Dursun Özbek, Galatasaray Kulübü’ne (ben de üyeyim) tekrar başkan olmak istiyor. SÖZCÜ bunu “Özbek’ten Çılgın Proje” manşetiyle kamuya duyurdu. Habere göre Özbek şöyle demiş; “Galatasaray’ı borç sarmalından çıkaran ekip olarak tarihe geçmeliyiz. Bir yıl içinde tüm borcu ödeyeceğiz. Bunu gerçekleştirecek projelerimiz var.... Borcu öderken şampiyonluğu da es geçmeyeceğiz. Kadroya yeni takviyeleri de yapacağız.” Ancak Özbek, tüm borcu bir yıl içinde ödeyecek projesini açıklamamış. Bana göre bu imar durumu değişiklikleriyle devlet sırtından arsa rantı yaratmaktan başka bir şey olamaz. Muhtemelen bankalarla “borç-arsa” takası anlaşmaları yapmayı düşünüyor. Üstüne de nakit para alıp Türk devletinin (milletinin diye okuyun) %8 dolar faiziyle dış borç aldığı bir dönemde,  yurt dışından beheri 10 milyon Euro’ya 5 futbolcu, bir de teknik direktör getirecek. Gelecek sezonda Galatasaray’ı şampiyon yapıp kupayı havaya kaldıracak. Bunun kadar “akape” kokan başka bir “çılgın proje” olamazdı.

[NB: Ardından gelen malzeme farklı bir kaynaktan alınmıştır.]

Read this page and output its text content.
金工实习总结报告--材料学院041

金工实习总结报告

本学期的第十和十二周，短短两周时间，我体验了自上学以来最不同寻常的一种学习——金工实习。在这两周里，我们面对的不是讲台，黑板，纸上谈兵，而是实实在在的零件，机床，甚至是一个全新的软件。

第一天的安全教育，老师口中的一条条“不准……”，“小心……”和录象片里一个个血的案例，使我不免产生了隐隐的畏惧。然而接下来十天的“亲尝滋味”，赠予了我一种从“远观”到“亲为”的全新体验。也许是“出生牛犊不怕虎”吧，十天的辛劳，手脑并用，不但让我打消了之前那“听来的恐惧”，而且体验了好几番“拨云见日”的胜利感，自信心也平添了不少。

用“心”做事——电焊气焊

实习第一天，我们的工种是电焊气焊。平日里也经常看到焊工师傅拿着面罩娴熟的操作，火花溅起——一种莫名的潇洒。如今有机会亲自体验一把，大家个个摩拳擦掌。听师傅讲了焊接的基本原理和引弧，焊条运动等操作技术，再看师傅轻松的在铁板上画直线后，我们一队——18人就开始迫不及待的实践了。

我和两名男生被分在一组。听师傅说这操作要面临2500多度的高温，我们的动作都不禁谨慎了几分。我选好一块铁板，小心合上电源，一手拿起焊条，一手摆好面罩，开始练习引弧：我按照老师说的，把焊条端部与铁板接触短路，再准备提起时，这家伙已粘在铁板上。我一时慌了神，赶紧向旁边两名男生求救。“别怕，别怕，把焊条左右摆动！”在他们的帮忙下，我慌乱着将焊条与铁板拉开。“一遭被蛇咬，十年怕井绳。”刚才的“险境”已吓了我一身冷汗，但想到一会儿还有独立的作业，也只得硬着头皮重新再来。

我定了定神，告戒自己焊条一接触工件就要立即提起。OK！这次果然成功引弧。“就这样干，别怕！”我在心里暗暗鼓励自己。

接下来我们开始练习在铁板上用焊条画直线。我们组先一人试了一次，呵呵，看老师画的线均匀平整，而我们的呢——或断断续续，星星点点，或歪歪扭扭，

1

PİYASA DEĞERİ 60, ALIŞ FİYATI 800 MİLYON DOLAR

2018’de Doğan Medya Grubu 916 (?) milyon dolara Demirören Grubu’na satılmıştı. Bu paketin en değerli parçası Hürriyet Gazetesi idi. Kabaca paranın 800 milyon doları onun için ödenmiştir denilebilir. Hürriyet Gazetecilik AŞ, hisse senetleri İstanbul Borsası’nda işlem gören bir şirkettir. O tarihlerde 100 milyon doların altında bir piyasa değeri vardı. Bugün bu değer 63 milyon dolara inmiş durumdadır. Hürriyet, Demirören almadan önce de şimdi de para kazanamayan dolayısıyla hissedarlarına tek kuruş temettü ödeyemeyen bir şirkettir. İlke olarak iş adamları kâr saikiyle hareket eder. Eğer işin içinde benim bilmediğim bir “indiragandi”  yoksa Demirören Grubu, (üstelik öz kaynakla değil bankalardan faizli döviz borcu alarak) çok yanlış bir yatırım yapmıştır. Hem Demirören Grubu hem de ona kredi veren bankalar bu hatalı “satın alma” ve “kredi verme” kararlarının cezasını çekmelidir. Ama görüyoruz ki; hadiseler öyle gelişmiyor. Yine imar durumu değişikliğiyle devlet sırtından arsa rantı yaratarak borç tasfiye edilmeye çalışılıyor. Daha da garibi, bu sorunun döviz geliri olmayan bir gazetenin dövizle sahip değiştirmiş olmasından doğmuş olmasıdır.

GÜNDÜZ-KONDU-CULUK

Zannetmeyin ki; “mekan rantı apartmak” sadece halkımıza has bir irtikap türüdür. Her ülkede insanlar, tapulu arsalarına imar izninden daha fazla inşaat yapmak için çok şeyi göze alır. Lakin “kanun hakimiyeti” (Rule of Law)  olan ülkelerde bunu başarmak zordur. Bizde ve bize benzer Latin Amerika ve Ortadoğu ülkelerinde hiç veya istediği yerde tapulu arsası olmayan lumpen taşralılar, kamuya ait “değerli” araziler üzerine yüzbinlerce gecekondu inşa etmiştir. Siyasiler de buna oy kaygısıyla müsamaha göstermiştir. Gecekondu inşa etmenin esas amacı, arsanın önce kullanım, sonra mülkiyet hakkını ele geçirmektedir. Rant oradadır. Gecekonduculuk son yıllarda çağdaşlaştı. Artık entel görünümlü azgın burjuvalar “minikev”, “tiny house”, “sabit karavan”, “konteyner”, “çadır”, “bungalow”, “kulübe” ve benzeri binacıklarla, ülkenin özellikle deniz kıyısındaki arazilerini yağmalamaya başladı. Eh, büyük burjuvalar “pansiyon” işleteceğiz ayağına yatıp, özel plajlı villa edinirse, küçük burjuvalar da plajlara minikev konduruverir.

Son söz: Zencinin sarışını olmaz, biz bize benzeriz.